Urban Subjects is a cultural research collective formed in 2004 by Sabine Bitter, Jeff Derksen, and Helmut Weber, based in Vancouver, Canada and Vienna, Austria. Together they develop interdisciplinary artistic projects focusing on global-urban issues, the texture of cities, and on civic imaginations. Urban Subjects do not work on a consensus model. Amongst others, they have organized the exhibition Not Sheep: New Urban Enclosures and Commonsat Artspeak, Vancouver, in 2006 and participated in the conference Contrapolis; or Creativity and Enclosures in the Cities at Poortgebouw and NAI, Rotterdam organized by Marina Vishmidt, Jan van Eyck Academy, in 2008. They have collaborated with Vancouver Flying University on a public program regarding housing in Vancouver.

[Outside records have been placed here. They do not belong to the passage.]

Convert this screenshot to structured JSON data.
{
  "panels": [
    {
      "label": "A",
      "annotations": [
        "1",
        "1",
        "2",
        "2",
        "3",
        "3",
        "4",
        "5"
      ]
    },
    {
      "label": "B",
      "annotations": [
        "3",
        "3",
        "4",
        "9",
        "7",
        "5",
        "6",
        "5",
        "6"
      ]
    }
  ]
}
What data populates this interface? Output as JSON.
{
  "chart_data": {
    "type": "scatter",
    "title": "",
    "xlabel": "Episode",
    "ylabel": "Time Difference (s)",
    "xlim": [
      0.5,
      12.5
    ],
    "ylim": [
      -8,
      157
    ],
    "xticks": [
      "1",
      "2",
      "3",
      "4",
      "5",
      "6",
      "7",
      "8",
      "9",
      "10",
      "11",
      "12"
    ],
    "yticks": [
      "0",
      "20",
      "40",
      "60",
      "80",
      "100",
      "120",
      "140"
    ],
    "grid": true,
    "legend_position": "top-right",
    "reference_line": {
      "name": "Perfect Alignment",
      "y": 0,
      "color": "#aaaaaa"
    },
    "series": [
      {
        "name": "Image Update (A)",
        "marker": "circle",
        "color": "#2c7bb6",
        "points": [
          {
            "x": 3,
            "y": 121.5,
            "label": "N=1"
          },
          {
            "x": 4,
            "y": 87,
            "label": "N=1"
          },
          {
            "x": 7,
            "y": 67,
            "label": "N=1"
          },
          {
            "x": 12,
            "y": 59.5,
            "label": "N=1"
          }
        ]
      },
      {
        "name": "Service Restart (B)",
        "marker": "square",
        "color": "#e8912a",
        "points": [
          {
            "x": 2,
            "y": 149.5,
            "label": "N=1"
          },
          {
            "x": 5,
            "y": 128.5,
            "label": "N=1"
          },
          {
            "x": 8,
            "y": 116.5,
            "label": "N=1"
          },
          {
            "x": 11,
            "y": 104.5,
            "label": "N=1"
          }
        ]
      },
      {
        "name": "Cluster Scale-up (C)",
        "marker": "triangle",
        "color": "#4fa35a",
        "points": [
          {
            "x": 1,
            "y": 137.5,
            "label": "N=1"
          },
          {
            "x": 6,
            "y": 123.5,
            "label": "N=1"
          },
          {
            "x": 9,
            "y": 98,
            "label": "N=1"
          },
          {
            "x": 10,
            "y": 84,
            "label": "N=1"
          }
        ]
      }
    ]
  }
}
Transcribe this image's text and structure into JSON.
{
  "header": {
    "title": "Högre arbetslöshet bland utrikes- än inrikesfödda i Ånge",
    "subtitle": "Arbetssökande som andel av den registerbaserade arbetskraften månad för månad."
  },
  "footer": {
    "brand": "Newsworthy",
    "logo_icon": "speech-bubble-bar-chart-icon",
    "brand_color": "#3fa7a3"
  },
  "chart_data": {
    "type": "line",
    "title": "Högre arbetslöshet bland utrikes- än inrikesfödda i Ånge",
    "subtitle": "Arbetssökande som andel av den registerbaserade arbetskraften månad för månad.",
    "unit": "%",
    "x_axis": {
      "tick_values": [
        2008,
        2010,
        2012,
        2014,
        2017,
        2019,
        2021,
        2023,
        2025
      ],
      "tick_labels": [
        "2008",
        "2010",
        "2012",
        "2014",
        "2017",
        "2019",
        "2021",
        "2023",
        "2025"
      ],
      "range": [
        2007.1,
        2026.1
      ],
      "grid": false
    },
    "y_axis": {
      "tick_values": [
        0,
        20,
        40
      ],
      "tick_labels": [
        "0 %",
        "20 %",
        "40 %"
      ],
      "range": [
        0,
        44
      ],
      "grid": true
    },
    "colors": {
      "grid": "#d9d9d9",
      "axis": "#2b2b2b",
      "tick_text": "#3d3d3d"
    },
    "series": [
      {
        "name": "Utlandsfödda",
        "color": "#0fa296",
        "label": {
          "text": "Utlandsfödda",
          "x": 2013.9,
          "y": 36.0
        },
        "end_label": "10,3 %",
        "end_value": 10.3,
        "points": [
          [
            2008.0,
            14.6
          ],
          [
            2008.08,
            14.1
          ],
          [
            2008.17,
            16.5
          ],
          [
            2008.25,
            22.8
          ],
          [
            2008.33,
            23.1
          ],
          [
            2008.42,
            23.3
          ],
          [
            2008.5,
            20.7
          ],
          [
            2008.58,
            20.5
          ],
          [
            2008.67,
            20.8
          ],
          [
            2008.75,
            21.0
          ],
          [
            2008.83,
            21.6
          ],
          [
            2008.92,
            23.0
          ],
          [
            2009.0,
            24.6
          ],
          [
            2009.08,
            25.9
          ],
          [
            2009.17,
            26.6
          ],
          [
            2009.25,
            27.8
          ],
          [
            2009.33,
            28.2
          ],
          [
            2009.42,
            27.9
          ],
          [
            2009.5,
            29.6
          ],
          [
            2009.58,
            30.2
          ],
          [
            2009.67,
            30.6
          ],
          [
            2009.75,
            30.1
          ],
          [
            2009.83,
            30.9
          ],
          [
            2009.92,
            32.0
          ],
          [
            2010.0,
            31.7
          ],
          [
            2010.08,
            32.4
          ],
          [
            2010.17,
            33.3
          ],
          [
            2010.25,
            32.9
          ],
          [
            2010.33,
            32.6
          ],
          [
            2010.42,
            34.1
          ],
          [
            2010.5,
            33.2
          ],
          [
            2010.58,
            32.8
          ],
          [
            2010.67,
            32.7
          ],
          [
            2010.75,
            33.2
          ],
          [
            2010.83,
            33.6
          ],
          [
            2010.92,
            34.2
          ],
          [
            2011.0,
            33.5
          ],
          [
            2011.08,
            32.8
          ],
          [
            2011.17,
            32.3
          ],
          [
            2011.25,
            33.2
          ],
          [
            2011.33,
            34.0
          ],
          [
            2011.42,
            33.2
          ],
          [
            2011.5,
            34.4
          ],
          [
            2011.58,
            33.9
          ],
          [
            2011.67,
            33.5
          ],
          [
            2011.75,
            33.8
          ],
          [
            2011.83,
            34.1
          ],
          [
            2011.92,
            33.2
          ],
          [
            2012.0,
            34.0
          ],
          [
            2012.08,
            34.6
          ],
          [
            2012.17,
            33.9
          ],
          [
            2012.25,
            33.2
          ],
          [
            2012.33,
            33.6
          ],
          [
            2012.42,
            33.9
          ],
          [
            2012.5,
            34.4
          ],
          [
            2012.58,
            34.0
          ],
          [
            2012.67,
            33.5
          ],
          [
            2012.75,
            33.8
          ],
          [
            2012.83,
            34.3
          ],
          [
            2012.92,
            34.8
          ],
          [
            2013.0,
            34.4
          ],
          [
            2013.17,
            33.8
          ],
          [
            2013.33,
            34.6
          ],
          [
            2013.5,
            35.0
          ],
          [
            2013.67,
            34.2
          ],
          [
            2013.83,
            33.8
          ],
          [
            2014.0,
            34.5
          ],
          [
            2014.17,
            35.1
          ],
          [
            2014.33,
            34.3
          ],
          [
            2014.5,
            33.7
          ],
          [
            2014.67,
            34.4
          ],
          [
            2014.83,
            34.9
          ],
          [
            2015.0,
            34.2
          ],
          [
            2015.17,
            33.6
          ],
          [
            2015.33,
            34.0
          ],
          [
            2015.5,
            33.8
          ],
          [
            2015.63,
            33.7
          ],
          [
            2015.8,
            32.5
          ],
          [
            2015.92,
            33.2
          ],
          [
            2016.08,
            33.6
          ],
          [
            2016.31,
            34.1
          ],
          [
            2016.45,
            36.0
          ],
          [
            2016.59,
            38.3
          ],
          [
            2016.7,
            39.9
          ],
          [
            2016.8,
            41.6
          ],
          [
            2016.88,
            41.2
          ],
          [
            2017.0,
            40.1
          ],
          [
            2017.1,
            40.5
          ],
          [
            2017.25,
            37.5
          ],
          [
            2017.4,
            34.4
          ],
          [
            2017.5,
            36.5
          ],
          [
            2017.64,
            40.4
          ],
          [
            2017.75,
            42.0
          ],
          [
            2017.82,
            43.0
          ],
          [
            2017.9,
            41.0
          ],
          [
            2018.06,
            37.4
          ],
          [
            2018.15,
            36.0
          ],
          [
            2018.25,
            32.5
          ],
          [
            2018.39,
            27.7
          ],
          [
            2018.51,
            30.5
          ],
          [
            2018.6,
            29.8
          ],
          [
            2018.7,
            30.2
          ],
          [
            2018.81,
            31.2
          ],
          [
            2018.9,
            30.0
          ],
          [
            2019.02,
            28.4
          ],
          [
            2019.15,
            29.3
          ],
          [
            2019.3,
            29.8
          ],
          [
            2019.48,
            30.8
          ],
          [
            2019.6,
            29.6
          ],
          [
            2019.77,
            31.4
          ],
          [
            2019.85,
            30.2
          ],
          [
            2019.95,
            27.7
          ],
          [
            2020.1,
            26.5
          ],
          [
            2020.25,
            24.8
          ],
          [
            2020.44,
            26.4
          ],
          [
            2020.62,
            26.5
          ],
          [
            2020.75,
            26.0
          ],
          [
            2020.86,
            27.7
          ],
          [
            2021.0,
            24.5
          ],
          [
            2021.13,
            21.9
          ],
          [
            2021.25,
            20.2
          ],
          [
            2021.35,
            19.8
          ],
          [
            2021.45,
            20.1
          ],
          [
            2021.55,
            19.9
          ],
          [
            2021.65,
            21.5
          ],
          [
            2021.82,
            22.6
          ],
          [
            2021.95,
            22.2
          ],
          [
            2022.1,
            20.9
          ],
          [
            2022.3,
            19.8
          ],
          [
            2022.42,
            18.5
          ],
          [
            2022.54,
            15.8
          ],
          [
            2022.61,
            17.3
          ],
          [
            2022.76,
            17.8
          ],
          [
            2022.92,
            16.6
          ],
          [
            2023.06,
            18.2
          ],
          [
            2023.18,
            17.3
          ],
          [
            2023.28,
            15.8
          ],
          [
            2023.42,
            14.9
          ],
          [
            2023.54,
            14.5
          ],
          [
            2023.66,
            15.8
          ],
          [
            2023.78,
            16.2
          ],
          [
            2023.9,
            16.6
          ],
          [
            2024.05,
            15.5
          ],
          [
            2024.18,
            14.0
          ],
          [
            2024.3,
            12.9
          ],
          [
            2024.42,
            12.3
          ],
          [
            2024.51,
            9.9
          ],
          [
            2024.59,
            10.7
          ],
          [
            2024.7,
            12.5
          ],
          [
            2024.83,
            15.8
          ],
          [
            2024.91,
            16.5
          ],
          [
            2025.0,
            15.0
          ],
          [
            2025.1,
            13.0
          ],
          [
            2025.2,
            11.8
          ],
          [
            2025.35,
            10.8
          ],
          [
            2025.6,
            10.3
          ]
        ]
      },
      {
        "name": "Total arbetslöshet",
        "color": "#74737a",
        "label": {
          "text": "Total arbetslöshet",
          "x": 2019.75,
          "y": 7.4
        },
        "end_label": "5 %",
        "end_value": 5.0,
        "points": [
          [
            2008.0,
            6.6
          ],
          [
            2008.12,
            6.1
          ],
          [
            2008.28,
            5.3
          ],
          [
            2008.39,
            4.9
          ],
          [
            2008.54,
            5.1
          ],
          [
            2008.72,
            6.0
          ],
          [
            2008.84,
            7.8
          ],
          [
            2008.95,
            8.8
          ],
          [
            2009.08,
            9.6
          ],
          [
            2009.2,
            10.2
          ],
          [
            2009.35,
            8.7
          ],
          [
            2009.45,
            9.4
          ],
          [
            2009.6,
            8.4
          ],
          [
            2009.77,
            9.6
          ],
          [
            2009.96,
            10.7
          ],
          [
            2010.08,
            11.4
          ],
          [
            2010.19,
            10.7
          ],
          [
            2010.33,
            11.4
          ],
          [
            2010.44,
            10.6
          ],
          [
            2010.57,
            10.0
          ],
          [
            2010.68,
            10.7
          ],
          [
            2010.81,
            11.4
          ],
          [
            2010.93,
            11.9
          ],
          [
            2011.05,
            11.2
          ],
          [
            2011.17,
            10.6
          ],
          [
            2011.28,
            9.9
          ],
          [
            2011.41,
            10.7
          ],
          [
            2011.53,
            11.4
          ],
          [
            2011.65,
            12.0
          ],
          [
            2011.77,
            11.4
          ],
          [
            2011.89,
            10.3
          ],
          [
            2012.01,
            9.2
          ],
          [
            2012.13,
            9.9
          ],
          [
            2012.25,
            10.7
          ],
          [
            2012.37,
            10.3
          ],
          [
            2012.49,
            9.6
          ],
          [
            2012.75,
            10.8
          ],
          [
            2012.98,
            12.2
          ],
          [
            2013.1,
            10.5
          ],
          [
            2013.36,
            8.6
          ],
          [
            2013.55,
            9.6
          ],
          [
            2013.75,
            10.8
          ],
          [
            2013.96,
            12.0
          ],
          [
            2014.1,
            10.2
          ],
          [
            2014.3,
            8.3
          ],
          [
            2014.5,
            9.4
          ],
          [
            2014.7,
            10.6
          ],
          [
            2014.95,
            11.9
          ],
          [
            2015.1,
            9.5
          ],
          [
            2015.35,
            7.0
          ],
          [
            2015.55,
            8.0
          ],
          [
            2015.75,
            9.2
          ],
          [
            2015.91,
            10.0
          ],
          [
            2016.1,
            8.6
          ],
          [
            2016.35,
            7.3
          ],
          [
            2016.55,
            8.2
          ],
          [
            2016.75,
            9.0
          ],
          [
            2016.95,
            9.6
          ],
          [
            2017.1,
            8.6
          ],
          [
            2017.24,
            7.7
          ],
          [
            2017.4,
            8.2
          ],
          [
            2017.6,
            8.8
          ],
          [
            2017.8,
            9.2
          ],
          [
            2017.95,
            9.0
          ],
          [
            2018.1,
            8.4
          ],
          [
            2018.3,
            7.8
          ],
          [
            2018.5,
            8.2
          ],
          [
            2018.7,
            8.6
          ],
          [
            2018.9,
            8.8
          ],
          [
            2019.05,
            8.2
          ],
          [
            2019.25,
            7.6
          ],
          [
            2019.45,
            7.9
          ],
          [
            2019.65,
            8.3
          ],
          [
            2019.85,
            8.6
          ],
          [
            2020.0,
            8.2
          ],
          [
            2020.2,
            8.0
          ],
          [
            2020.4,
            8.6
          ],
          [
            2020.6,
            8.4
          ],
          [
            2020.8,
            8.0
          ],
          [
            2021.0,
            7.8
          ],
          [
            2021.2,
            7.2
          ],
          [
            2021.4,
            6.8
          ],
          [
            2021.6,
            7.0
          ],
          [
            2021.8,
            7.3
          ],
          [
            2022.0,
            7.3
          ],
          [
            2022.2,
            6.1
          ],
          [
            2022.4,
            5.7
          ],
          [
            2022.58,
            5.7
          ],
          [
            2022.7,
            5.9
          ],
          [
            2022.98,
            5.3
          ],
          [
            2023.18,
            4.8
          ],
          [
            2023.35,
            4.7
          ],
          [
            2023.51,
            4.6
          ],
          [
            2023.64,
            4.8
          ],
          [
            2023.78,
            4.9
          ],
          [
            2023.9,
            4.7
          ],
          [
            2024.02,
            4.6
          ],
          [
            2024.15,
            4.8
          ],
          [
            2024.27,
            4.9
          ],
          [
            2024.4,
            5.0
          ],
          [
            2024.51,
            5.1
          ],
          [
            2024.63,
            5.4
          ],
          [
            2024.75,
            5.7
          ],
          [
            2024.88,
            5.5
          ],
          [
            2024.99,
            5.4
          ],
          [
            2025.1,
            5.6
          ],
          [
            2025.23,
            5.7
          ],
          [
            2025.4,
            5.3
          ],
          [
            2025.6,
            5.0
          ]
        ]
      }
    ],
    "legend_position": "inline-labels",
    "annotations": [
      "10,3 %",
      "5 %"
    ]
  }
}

In 2009 they devised and edited the book Autogestion, or Henri Lefebvre in New Belgrade, with a previously unpublished manuscript by Lefebvre (Fillip/Sternberg Press, 2009) and collaboratively produced Momentarily: Learning from Mega-events (Western Front, 2011) with Bik Van der Pol and Alissa Firth-Eagland. For WE: Vancouver at the Vancouver Art Gallery they wrote a manifesto concerning the historical endurance of the political imagination of revolution, a Manifesto for the Poetry of the Future, with geographer Neil Smith. They worked on the project Filling the Weak Points regarding autogestion and “researching the militant image” in cooperation with Kunstraum of Leuphana University Lüneburg and as artists in residence at the Leuphana Arts Program in 2012/2013. In 2014, they curated the exhibition The Militant Image – Picturing What Is Already Going On with Camera Austria, Graz, and conducted the workshop “Researching the Militant Image” as part ofsteirische herbst Academy 2014. Currently they are working on the publication, The Militant Image Reader forthcoming in fall 2015 by Edition Camera Austria. As part of their ongoing research on the urban affects of Olympics and Expos, Where the World Was: Cities After Global Mega-events, in July 2015, they held a research residency at the EXPO in Milano, Italy.
Image 1-3: Urban Subjects´ contribution to the exhibition Some Wooly Buzz at Publications Studio Vancouver. December 13, 2013 to February 15, 2014.
The series of prints are based on Bernard Tschumi´s series of “Advertisements for Architecture” from 1976-1977, remade and remodelled for Vancouver 2014.
Image 4-5: A Sign for the City, posters, 2011.
A Sign for the City was a public art project by Sabine Bitter & Helmut Weber that reassigned the meaning of the regular nightly boom of Vancouver’s Nine O’clock Gun. For one year beginning in May 2011, a poster appeared monthly in bus shelters and in The Georgia Straight dedicating the sound of the blast each day to a particular cultural, social or political figure or event in Vancouver and B.C.’s history. The calendar notebook – which was distributed freely – listed the people to whom the 365 cannon reports were dedicated: memorializing an alternative history of Vancouver and symbolically linking culture and politics as the ground of this history.